Purpose:  to select for and isolate Gram negative organisms, to select for and isolate coliforms, and to differentiate among the family of Enterobacteriaceae.  Its main use is to isolate fecal coliforms and to detect for fecal contamination.  Both the Gram negative selection and the detection of coliforms is imperfect, a small percentage of strains do not act as expected.


  1. Appropriately label you plates.  Mark the dish bottom into thirds and label what species will be in each section.  It is best to label the side of the bottom plate or write on the bottom in tiny letters so that you will be able to observe the growth clearly.
  2. Inoculate one third with your unknown streak for isolated colonies if possible.  Isolated colonies work best for this test but it is not essential.
  3. Inoculate one third with E. coli, and the other third with S. epidermidis.  Generally it is best to keep E. coli well away from the other cultures because it may overgrow them.  (Streak only one species/third, don't mix the bacteria!  See later for how to do this quickly.)
  4. You will want to compare the growth on these plates to growth inoculated on a general purpose media such as NA. or TSA.
  5. Incubate your plates upside down in the incubator at 35-37 C for 1-2 days.  If possible, exam plates at both 1 and 2 days.
  6. Slow growing species may require a day or two of additional growth.
  1. Compare your growth on these plates to growth on a general purpose media.  (If no growth on the general purpose media, discard your results and repeat the test.)  Look for the presence or absence of growth, and if there is growth if it is reduced from normal.  
  2. If there is growth, check to see the color of the growth.  Is the growth essentially colorless, bright pink, purplish, or greenish with a metallic sheen?  To obtain your results, use the darkest color areas which may be only in the centers of the colonies.
  3. One predicts that if an organism grows well on EMB Agar, it is most likely Gram negative, otherwise it is most likely Gram positive.  And if the growth is good and pink or darker, it is most likely a coliform, otherwise it is likely a noncoliform.  If the colonies are darker than pink (purplish, greenish with a metallic sheen, or even blackish), the organisms highly utilize the sugars lactose/sucrose and have highly lowered the pH.

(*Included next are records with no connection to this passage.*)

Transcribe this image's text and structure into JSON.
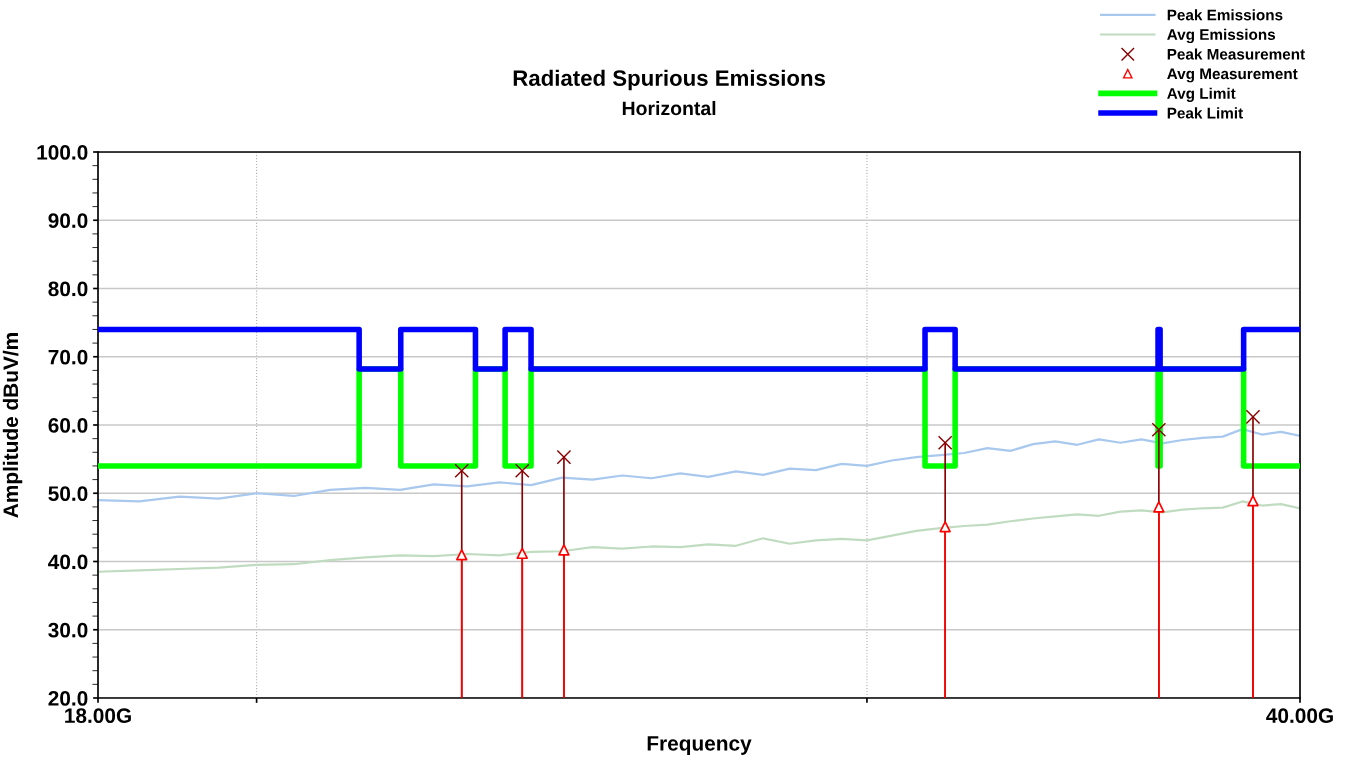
{
  "chart_data": {
    "type": "line",
    "title": "Radiated Spurious Emissions",
    "subtitle": "Horizontal",
    "xlabel": "Frequency",
    "ylabel": "Amplitude dBuV/m",
    "log": "x",
    "xlim": [
      18,
      40
    ],
    "xticks": [
      {
        "value": 18,
        "label": "18.00G"
      },
      {
        "value": 20,
        "label": null
      },
      {
        "value": 30,
        "label": null
      },
      {
        "value": 40,
        "label": "40.00G"
      }
    ],
    "ylim": [
      20,
      100
    ],
    "yticks": [
      {
        "value": 20,
        "label": "20.0"
      },
      {
        "value": 30,
        "label": "30.0"
      },
      {
        "value": 40,
        "label": "40.0"
      },
      {
        "value": 50,
        "label": "50.0"
      },
      {
        "value": 60,
        "label": "60.0"
      },
      {
        "value": 70,
        "label": "70.0"
      },
      {
        "value": 80,
        "label": "80.0"
      },
      {
        "value": 90,
        "label": "90.0"
      },
      {
        "value": 100,
        "label": "100.0"
      }
    ],
    "grid": true,
    "legend": "top right",
    "series": [
      {
        "name": "Peak Emissions",
        "color": "#a8c8ee",
        "x": [
          18,
          18.5,
          19,
          19.5,
          20,
          20.5,
          21,
          21.5,
          22,
          22.5,
          23,
          23.5,
          24,
          24.5,
          25,
          25.5,
          26,
          26.5,
          27,
          27.5,
          28,
          28.5,
          29,
          29.5,
          30,
          30.5,
          31,
          31.5,
          32,
          32.5,
          33,
          33.5,
          34,
          34.5,
          35,
          35.5,
          36,
          36.5,
          37,
          37.5,
          38,
          38.5,
          39,
          39.5,
          40
        ],
        "values": [
          49,
          48.8,
          49.5,
          49.2,
          50,
          49.6,
          50.5,
          50.8,
          50.5,
          51.3,
          51,
          51.6,
          51.2,
          52.3,
          52,
          52.6,
          52.2,
          52.9,
          52.4,
          53.2,
          52.7,
          53.6,
          53.4,
          54.3,
          54,
          54.8,
          55.3,
          55.6,
          55.9,
          56.6,
          56.2,
          57.2,
          57.6,
          57.1,
          57.9,
          57.4,
          57.9,
          57.3,
          57.8,
          58.1,
          58.3,
          59.4,
          58.6,
          59,
          58.4
        ]
      },
      {
        "name": "Avg Emissions",
        "color": "#c0dcc0",
        "x": [
          18,
          18.5,
          19,
          19.5,
          20,
          20.5,
          21,
          21.5,
          22,
          22.5,
          23,
          23.5,
          24,
          24.5,
          25,
          25.5,
          26,
          26.5,
          27,
          27.5,
          28,
          28.5,
          29,
          29.5,
          30,
          30.5,
          31,
          31.5,
          32,
          32.5,
          33,
          33.5,
          34,
          34.5,
          35,
          35.5,
          36,
          36.5,
          37,
          37.5,
          38,
          38.5,
          39,
          39.5,
          40
        ],
        "values": [
          38.5,
          38.7,
          38.9,
          39.1,
          39.5,
          39.6,
          40.2,
          40.6,
          40.9,
          40.8,
          41.1,
          40.9,
          41.4,
          41.5,
          42.1,
          41.9,
          42.2,
          42.1,
          42.5,
          42.3,
          43.4,
          42.6,
          43.1,
          43.3,
          43.1,
          43.8,
          44.5,
          44.9,
          45.2,
          45.4,
          45.9,
          46.3,
          46.6,
          46.9,
          46.7,
          47.3,
          47.5,
          47.2,
          47.6,
          47.8,
          47.9,
          48.8,
          48.2,
          48.4,
          47.8
        ]
      },
      {
        "name": "Peak Measurement",
        "type": "lollipop",
        "marker": "cross",
        "color": "#8b0000",
        "x": [
          22.92,
          23.86,
          24.53,
          31.6,
          36.42,
          38.77
        ],
        "values": [
          53.3,
          53.3,
          55.3,
          57.4,
          59.3,
          61.2
        ]
      },
      {
        "name": "Avg Measurement",
        "type": "lollipop",
        "marker": "triangle",
        "color": "#ff0000",
        "x": [
          22.92,
          23.86,
          24.53,
          31.6,
          36.42,
          38.77
        ],
        "values": [
          41.0,
          41.2,
          41.7,
          45.1,
          48.0,
          48.9
        ]
      },
      {
        "name": "Avg Limit",
        "type": "step",
        "color": "#00ff00",
        "x": [
          18,
          21.41,
          22.01,
          23.13,
          23.59,
          24.0,
          31.18,
          31.81,
          36.4,
          36.45,
          38.53,
          40
        ],
        "values": [
          54,
          68.2,
          54,
          68.2,
          54,
          68.2,
          54,
          68.2,
          54,
          68.2,
          54,
          54
        ]
      },
      {
        "name": "Peak Limit",
        "type": "step",
        "color": "#0000ff",
        "x": [
          18,
          21.41,
          22.01,
          23.13,
          23.59,
          24.0,
          31.18,
          31.81,
          36.4,
          36.45,
          38.53,
          40
        ],
        "values": [
          74,
          68.2,
          74,
          68.2,
          74,
          68.2,
          74,
          68.2,
          74,
          68.2,
          74,
          74
        ]
      }
    ]
  }
}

Difco Laboratories. 1998. Difco Manual, 11th ed. Difco Laboratories, Sparks, MD, USA.

Harley J.P. and Prescott L.M. 2002. Laboratory Exercises in Microbiology, 5th ed. McGraw-Hill Higher Education, New York, NY, USA.

MacFaddin J.F. 2000. Biochemical Tests for the Identification of Medical Bacteria, 3rd ed. Lippincott Williams & Wilkins, Philadelphia, PA, USA.

Instructor Notes:

Students should confirm their tentative conclusions from this test by performing a Gram stain and testing for lactose and sucrose utilization.  Other species of bacteria may be used as positive and negative controls.  E. coli will have good purplish or greenish or blackish growth (with or without a metallic sheen), Enterbacter aerogenes will have good pink or purplish growth, and S. epidermidis will grow poorly if at all.  And yes, the same species can produce different colors depending on how far the pH shifts.  Instructors may wish to have students test several selective and differential media at the same time and then compare them all to growth on one general purpose media plate to save on the cost.  EMB agar is only moderately inhibitive to many Gram positives and yeasts while some strains of Salmonella and Shigella may not grow well.  The greenish metallic sheen does not always appear on strains that produce it.  Sterilization of this media reduces the methylene blue and creates a precipitate which may be oxidized back and dispersed respectively by mixing the media.